Exit Rules: Exit rules for a series can be set from the “Show more settings” option in the series. For instance, you can set a rule to exit users once their subscription changes to paid.

Company Priority

Within a series, there could be users who are part of multiple companies (Intercom does notify you about the number of such users in a series), so you prioritise the messages to be sent to these users based on the two criteria:

  • Send a copy of each message for every matching company. This means that a user will get all the different messages you’ve created for every matching company. For instance, a user is associated with two companies. One with 50 employees and other with 200 employees. You have created rules to send different messages for companies with less than 100 employees and for over 100 employees. The user will match in both the rules and will receive both the messages.
  • Send each message only to the highest priority matching company. This means that a user will get a message for only that company for which you’ve set the highest priority. Let’s try to understand this with an example. You have set a priority to send a message to companies who have their web sessions “descending”. So following the previous example, if any of the companies will have their web sessions in “descending” then they’ll receive a message accordingly.

Can we make it better? 

Overtime, the sheer amount of segmented data from precise event filtering can quickly spiral out of control.  (as seen in the picture on the right).

  1. Ease of Creation: Currently, creating lists (of contacts) and connecting them to workflows is a manual process in Intercom. Creating useful filters that move your north start metrics requires significant cognitive load. Creating filters is necessary but not great at allowing you to visualize if the filters you created are the right ones to drive revenue goals.
  2. Trends: Once a persona is created it's important to be able to track it over time and see how it's behaving, to quickly test & validate your growth experiments.
  3. Organization: Its important to be able to easily organize the persona's into Stages such as Trial, Active, Churned and Never Converted to build your PLG User Journey, exactly where you organize the personas that are taking the journey.
  4. Dark Pipeline: In the persona creation exercise its also important to know how many users are not in any persona, to create additional campaigns to interact with this untapped, unengaged group of future users.
  5. Persona Transition: Its also important to know the change over time across persona's and change per stage
  6. Synchronization: Once created in a tool these personas should be easily available in any other marketing tool automatically in a single click

Filters are a measurement of where a user might have been in time, versus personas that show the efficacy of your outreach over time as a user progresses from newbie to power user.

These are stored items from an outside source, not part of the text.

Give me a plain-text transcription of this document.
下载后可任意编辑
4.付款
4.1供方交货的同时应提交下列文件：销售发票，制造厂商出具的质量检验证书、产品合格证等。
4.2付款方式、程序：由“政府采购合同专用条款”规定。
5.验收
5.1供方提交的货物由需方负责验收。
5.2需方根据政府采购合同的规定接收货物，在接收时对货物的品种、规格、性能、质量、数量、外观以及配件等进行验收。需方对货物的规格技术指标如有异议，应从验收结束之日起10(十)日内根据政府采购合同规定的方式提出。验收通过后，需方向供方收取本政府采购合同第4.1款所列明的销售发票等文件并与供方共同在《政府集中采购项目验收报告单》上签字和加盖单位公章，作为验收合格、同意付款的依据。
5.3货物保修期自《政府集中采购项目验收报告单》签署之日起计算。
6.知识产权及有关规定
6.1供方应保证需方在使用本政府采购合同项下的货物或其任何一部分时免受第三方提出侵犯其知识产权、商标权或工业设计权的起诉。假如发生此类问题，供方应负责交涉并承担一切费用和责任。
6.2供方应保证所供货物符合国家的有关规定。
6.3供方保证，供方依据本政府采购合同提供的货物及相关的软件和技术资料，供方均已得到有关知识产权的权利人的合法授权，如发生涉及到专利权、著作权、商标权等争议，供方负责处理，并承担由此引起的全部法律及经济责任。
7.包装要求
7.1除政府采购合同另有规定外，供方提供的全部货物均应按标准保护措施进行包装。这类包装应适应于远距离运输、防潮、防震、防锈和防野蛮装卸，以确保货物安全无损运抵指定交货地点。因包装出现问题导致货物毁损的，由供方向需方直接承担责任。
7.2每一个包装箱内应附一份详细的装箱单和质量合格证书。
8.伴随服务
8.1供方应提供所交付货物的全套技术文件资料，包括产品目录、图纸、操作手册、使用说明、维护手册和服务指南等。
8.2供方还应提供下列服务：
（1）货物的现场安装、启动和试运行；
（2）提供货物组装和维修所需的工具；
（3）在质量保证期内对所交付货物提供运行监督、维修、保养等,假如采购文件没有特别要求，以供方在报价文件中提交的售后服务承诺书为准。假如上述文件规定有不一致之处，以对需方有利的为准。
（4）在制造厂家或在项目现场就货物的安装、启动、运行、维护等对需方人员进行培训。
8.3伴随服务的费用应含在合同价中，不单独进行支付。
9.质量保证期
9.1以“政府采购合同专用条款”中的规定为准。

Data-drive personas that show user journey & product adoption, allow for stronger marketing & revenue campaigns, increase conversion rate, drive profitability, and create better feedback loops through sales, customer success, growth, marketing, and product.To effectively manage this complexity, an ideal solution requires several features listed below.

Finally, Revenue teams need the ability to connect personas to an outcome that they want to drive. So for example if you want to drive 1% increase in engagement which persona(s) should you be targeting, which tool should be used, when should that outreach occur, and who should do that? This is complex undertaking for a team without several dedicated Machine-Learning personnel & resources waiting to do that complex work.